The data has been uploaded to kaggle.com under Apache 2.0 licence. Link to data: https://www.kaggle.com/datasets/hosammhmdali/house-price-dataset
As the test is about the difference between two independent samples, if assumptions are met, then Independent t-test is the most suitable.
is.numeric(mydata$median_house_value)
## [1] TRUE
From the code snippet above, it is clear that the median house value variable is numeric.
youngHousing <- ggplot(mydata[mydata$ageF == "Young",], aes(x=median_house_value)) +
geom_histogram(binwidth = 100000, color="black", fill="yellow") +
labs(title="Young housing", x = "Median Value", y="Frequency") +
theme_minimal()
oldHousing <- ggplot(mydata[mydata$ageF == "Old",], aes(x=median_house_value)) +
geom_histogram(binwidth = 100000, color="black", fill="yellow") +
labs(title="Old housing", x = "Median Value", y="Frequency") +
theme_minimal()
ggarrange(youngHousing, oldHousing, ncol=2, nrow=1)
From the histograms above, it is clear that the value distribution of both types of housing is right-skewed. Thus, they both are not normally distributed. To confirm, Shapiro-Wilk normality test is used.
mydata %>%
group_by(ageF) %>%
shapiro_test(median_house_value)
## # A tibble: 2 × 4
## ageF variable statistic p
## <fct> <chr> <dbl> <dbl>
## 1 Young median_house_value 0.927 0.0418
## 2 Old median_house_value 0.874 0.00000171
In both cases, the p value is more less thank 0.05. Therefore, the null hypothesis is rejected (p<0.05), meaning the data is not normally distributed.
Therefore, as housing value variable is not normally distributed in both sample, non-parametric test is more suitable.
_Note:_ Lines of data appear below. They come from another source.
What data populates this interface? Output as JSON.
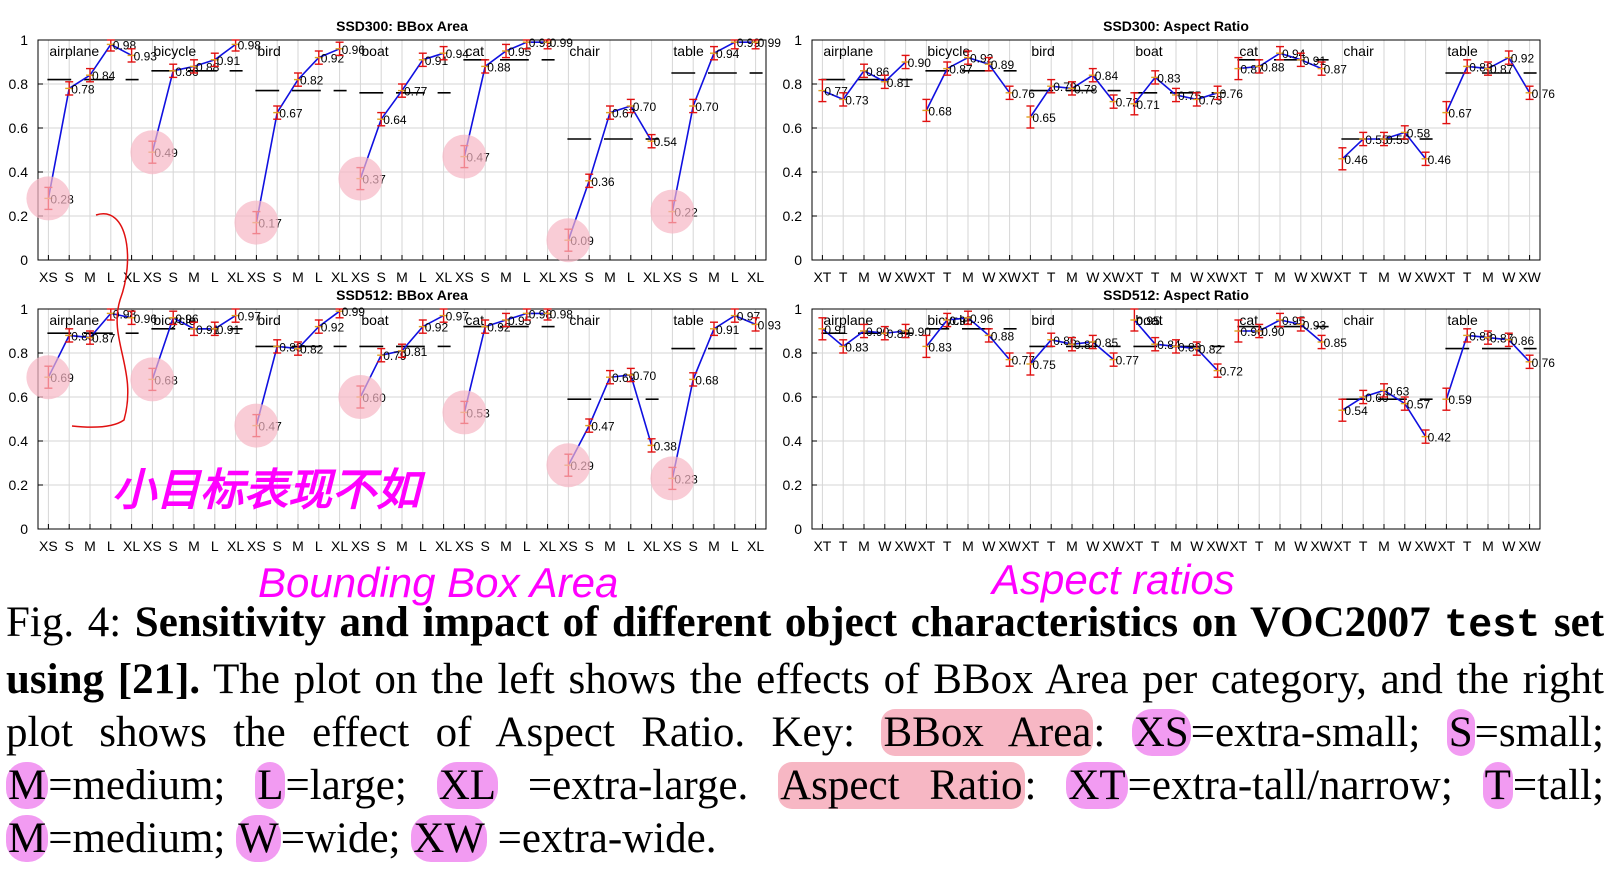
{
  "chart_data": [
    {
      "type": "line",
      "title": "SSD300: BBox Area",
      "x_ticks": [
        "XS",
        "S",
        "M",
        "L",
        "XL"
      ],
      "ylim": [
        0,
        1
      ],
      "y_ticks": [
        "0",
        "0.2",
        "0.4",
        "0.6",
        "0.8",
        "1"
      ],
      "grid": true,
      "groups": [
        {
          "category": "airplane",
          "values": [
            0.28,
            0.78,
            0.84,
            0.98,
            0.93
          ],
          "mean": 0.82
        },
        {
          "category": "bicycle",
          "values": [
            0.49,
            0.86,
            0.88,
            0.91,
            0.98
          ],
          "mean": 0.86
        },
        {
          "category": "bird",
          "values": [
            0.17,
            0.67,
            0.82,
            0.92,
            0.96
          ],
          "mean": 0.77
        },
        {
          "category": "boat",
          "values": [
            0.37,
            0.64,
            0.77,
            0.91,
            0.94
          ],
          "mean": 0.76
        },
        {
          "category": "cat",
          "values": [
            0.47,
            0.88,
            0.95,
            0.99,
            0.99
          ],
          "mean": 0.91
        },
        {
          "category": "chair",
          "values": [
            0.09,
            0.36,
            0.67,
            0.7,
            0.54
          ],
          "mean": 0.55
        },
        {
          "category": "table",
          "values": [
            0.22,
            0.7,
            0.94,
            0.99,
            0.99
          ],
          "mean": 0.85
        }
      ]
    },
    {
      "type": "line",
      "title": "SSD300: Aspect Ratio",
      "x_ticks": [
        "XT",
        "T",
        "M",
        "W",
        "XW"
      ],
      "ylim": [
        0,
        1
      ],
      "y_ticks": [
        "0",
        "0.2",
        "0.4",
        "0.6",
        "0.8",
        "1"
      ],
      "grid": true,
      "groups": [
        {
          "category": "airplane",
          "values": [
            0.77,
            0.73,
            0.86,
            0.81,
            0.9
          ],
          "mean": 0.82
        },
        {
          "category": "bicycle",
          "values": [
            0.68,
            0.87,
            0.92,
            0.89,
            0.76
          ],
          "mean": 0.86
        },
        {
          "category": "bird",
          "values": [
            0.65,
            0.79,
            0.78,
            0.84,
            0.72
          ],
          "mean": 0.77
        },
        {
          "category": "boat",
          "values": [
            0.71,
            0.83,
            0.75,
            0.73,
            0.76
          ],
          "mean": 0.76
        },
        {
          "category": "cat",
          "values": [
            0.87,
            0.88,
            0.94,
            0.91,
            0.87
          ],
          "mean": 0.91
        },
        {
          "category": "chair",
          "values": [
            0.46,
            0.55,
            0.55,
            0.58,
            0.46
          ],
          "mean": 0.55
        },
        {
          "category": "table",
          "values": [
            0.67,
            0.88,
            0.87,
            0.92,
            0.76
          ],
          "mean": 0.85
        }
      ]
    },
    {
      "type": "line",
      "title": "SSD512: BBox Area",
      "x_ticks": [
        "XS",
        "S",
        "M",
        "L",
        "XL"
      ],
      "ylim": [
        0,
        1
      ],
      "y_ticks": [
        "0",
        "0.2",
        "0.4",
        "0.6",
        "0.8",
        "1"
      ],
      "grid": true,
      "groups": [
        {
          "category": "airplane",
          "values": [
            0.69,
            0.88,
            0.87,
            0.98,
            0.96
          ],
          "mean": 0.89
        },
        {
          "category": "bicycle",
          "values": [
            0.68,
            0.96,
            0.91,
            0.91,
            0.97
          ],
          "mean": 0.91
        },
        {
          "category": "bird",
          "values": [
            0.47,
            0.83,
            0.82,
            0.92,
            0.99
          ],
          "mean": 0.83
        },
        {
          "category": "boat",
          "values": [
            0.6,
            0.79,
            0.81,
            0.92,
            0.97
          ],
          "mean": 0.83
        },
        {
          "category": "cat",
          "values": [
            0.53,
            0.92,
            0.95,
            0.98,
            0.98
          ],
          "mean": 0.92
        },
        {
          "category": "chair",
          "values": [
            0.29,
            0.47,
            0.69,
            0.7,
            0.38
          ],
          "mean": 0.59
        },
        {
          "category": "table",
          "values": [
            0.23,
            0.68,
            0.91,
            0.97,
            0.93
          ],
          "mean": 0.82
        }
      ]
    },
    {
      "type": "line",
      "title": "SSD512: Aspect Ratio",
      "x_ticks": [
        "XT",
        "T",
        "M",
        "W",
        "XW"
      ],
      "ylim": [
        0,
        1
      ],
      "y_ticks": [
        "0",
        "0.2",
        "0.4",
        "0.6",
        "0.8",
        "1"
      ],
      "grid": true,
      "groups": [
        {
          "category": "airplane",
          "values": [
            0.91,
            0.83,
            0.9,
            0.89,
            0.9
          ],
          "mean": 0.89
        },
        {
          "category": "bicycle",
          "values": [
            0.83,
            0.95,
            0.96,
            0.88,
            0.77
          ],
          "mean": 0.91
        },
        {
          "category": "bird",
          "values": [
            0.75,
            0.86,
            0.84,
            0.85,
            0.77
          ],
          "mean": 0.83
        },
        {
          "category": "boat",
          "values": [
            0.95,
            0.84,
            0.83,
            0.82,
            0.72
          ],
          "mean": 0.83
        },
        {
          "category": "cat",
          "values": [
            0.9,
            0.9,
            0.95,
            0.93,
            0.85
          ],
          "mean": 0.92
        },
        {
          "category": "chair",
          "values": [
            0.54,
            0.6,
            0.63,
            0.57,
            0.42
          ],
          "mean": 0.59
        },
        {
          "category": "table",
          "values": [
            0.59,
            0.88,
            0.87,
            0.86,
            0.76
          ],
          "mean": 0.82
        }
      ]
    }
  ],
  "handwriting": {
    "bbox_area": "Bounding Box Area",
    "aspect_ratios": "Aspect ratios",
    "chinese_note": "小目标表现不如"
  },
  "caption": {
    "prefix": "Fig. 4:",
    "bold_1": "Sensitivity and impact of different object characteristics on VOC2007",
    "bold_code": "test",
    "bold_2": "set using [21].",
    "text_1": "The plot on the left shows the effects of BBox Area per category, and the right plot shows the effect of Aspect Ratio. Key:",
    "key_bbox": "BBox Area",
    "key_xs": "XS",
    "def_xs": "=extra-small;",
    "key_s": "S",
    "def_s": "=small;",
    "key_m": "M",
    "def_m": "=medium;",
    "key_l": "L",
    "def_l": "=large;",
    "key_xl": "XL",
    "def_xl": "=extra-large.",
    "key_ar": "Aspect Ratio",
    "key_xt": "XT",
    "def_xt": "=extra-tall/narrow;",
    "key_t": "T",
    "def_t": "=tall;",
    "key_m2": "M",
    "def_m2": "=medium;",
    "key_w": "W",
    "def_w": "=wide;",
    "key_xw": "XW",
    "def_xw": "=extra-wide."
  },
  "colors": {
    "line": "#1010e0",
    "errorbar": "#e01010",
    "highlight_pink": "#f7b7c4",
    "highlight_magenta": "#f29bf2",
    "ink_magenta": "#ff00ff",
    "ink_red": "#e01010"
  }
}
Thus, Wilcoxon Rank Sum Test will be used.
wilcox.test(mydata$median_house_value ~ mydata$ageF,
paired=FALSE,
correct=FALSE,
exact=FALSE,
alternative="two.sided")
##
## Wilcoxon rank sum test
##
## data: mydata$median_house_value by mydata$ageF
## W = 1300, p-value = 0.3144
## alternative hypothesis: true location shift is not equal to 0
From the result, we can see that the p value is larger than 0.001. Therefore, we cannot reject the null hypothesis (p>0.001).
effectsize(wilcox.test(mydata$median_house_value ~ mydata$ageF,
paired=FALSE,
correct=FALSE,
exact=FALSE,
alternative="two.sided"))
## r (rank biserial) | 95% CI
## ---------------------------------
## 0.13 | [-0.12, 0.35]
interpret_rank_biserial(0.13)
## [1] "small"
## (Rules: funder2019)
It is clear that there is no difference in house value between younger (house age 2) and older (house age 5) housing (p>0.001). The difference in distribution is small.